Dans les archives, on connaissait le renard voleur de poules, voici le renard voleur de boules. À Saint-Vincent-de-Connezac, en Dordogne, un couple vient de se faire dérober une vingtaine de boules de pétanque par un goupil nocturne. Un fait divers insolite et amusant, qui réveille pourtant un vieux souvenir dans le Sud-Ouest : il y a quatorze ans, dans le Gers, un phénomène identique avait déjà défrayé la chronique.
Retour sur cette affaire
Retour au printemps 2012 : Patrice Cazes, un habitant de la commune de Belmont dans le Gers, amateur de pétanque, remarque la disparition progressive de son matériel de jeu. Laissées sur son terrain privé, les boules se volatilisent nuit après nuit. « C’est toujours la même histoire ! » En l’espace de deux mois, le préjudice devient lourd : trente-huit boules disparaissent sans laisser la moindre trace.

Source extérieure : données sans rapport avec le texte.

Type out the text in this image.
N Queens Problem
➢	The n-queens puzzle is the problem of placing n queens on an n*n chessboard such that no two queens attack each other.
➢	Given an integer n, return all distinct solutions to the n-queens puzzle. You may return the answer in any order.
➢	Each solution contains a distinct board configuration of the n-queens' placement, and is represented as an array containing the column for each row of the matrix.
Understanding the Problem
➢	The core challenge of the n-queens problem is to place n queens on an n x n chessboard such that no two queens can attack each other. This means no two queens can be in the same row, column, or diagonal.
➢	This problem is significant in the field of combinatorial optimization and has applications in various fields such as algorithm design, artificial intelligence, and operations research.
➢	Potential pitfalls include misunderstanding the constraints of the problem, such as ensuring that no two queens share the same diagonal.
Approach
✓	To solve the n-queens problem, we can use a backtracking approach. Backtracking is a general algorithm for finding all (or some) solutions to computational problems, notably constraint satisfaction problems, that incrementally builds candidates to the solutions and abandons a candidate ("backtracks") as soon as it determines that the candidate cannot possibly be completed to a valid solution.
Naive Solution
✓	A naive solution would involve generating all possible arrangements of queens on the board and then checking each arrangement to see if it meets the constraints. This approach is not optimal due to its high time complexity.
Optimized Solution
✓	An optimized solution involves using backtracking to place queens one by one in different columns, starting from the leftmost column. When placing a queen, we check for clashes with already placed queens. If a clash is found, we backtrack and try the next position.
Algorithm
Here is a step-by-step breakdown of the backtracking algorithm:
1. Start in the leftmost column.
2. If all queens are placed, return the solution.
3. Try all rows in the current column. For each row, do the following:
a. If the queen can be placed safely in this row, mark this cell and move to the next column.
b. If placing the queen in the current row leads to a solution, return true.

Face à la récurrence de la situation, l’incompréhension s’installe. Le vol de métaux étant courant, les premiers soupçons se portent logiquement vers une intervention humaine. Le climat dans le voisinage s’alourdit et chacun s’interroge sur l’identité du mystérieux cambrioleur qui s’infiltre dans les jardins à la nuit tombée.
Un voleur pas comme les autres
Décidé à faire toute la lumière sur ces larcins, le propriétaire installe discrètement une caméra de surveillance équipée d’une vision infrarouge, braquée directement sur son boulodrome personnel. Le visionnage des vidéos le laisse alors sans voix et vient innocenter l’ensemble du voisinage. Le voleur ne se déplace pas sur deux, mais sur quatre pattes. Les images nocturnes montrent distinctement un jeune renard s’introduire sur la propriété, saisir l’une des lourdes boules entre ses mâchoires, puis s’évanouir dans l’obscurité.
La révélation du coupable provoque un soulagement général mais amuse surtout les habitants de Belmont. L’histoire fait rapidement le tour de la région et attire l’attention des médias.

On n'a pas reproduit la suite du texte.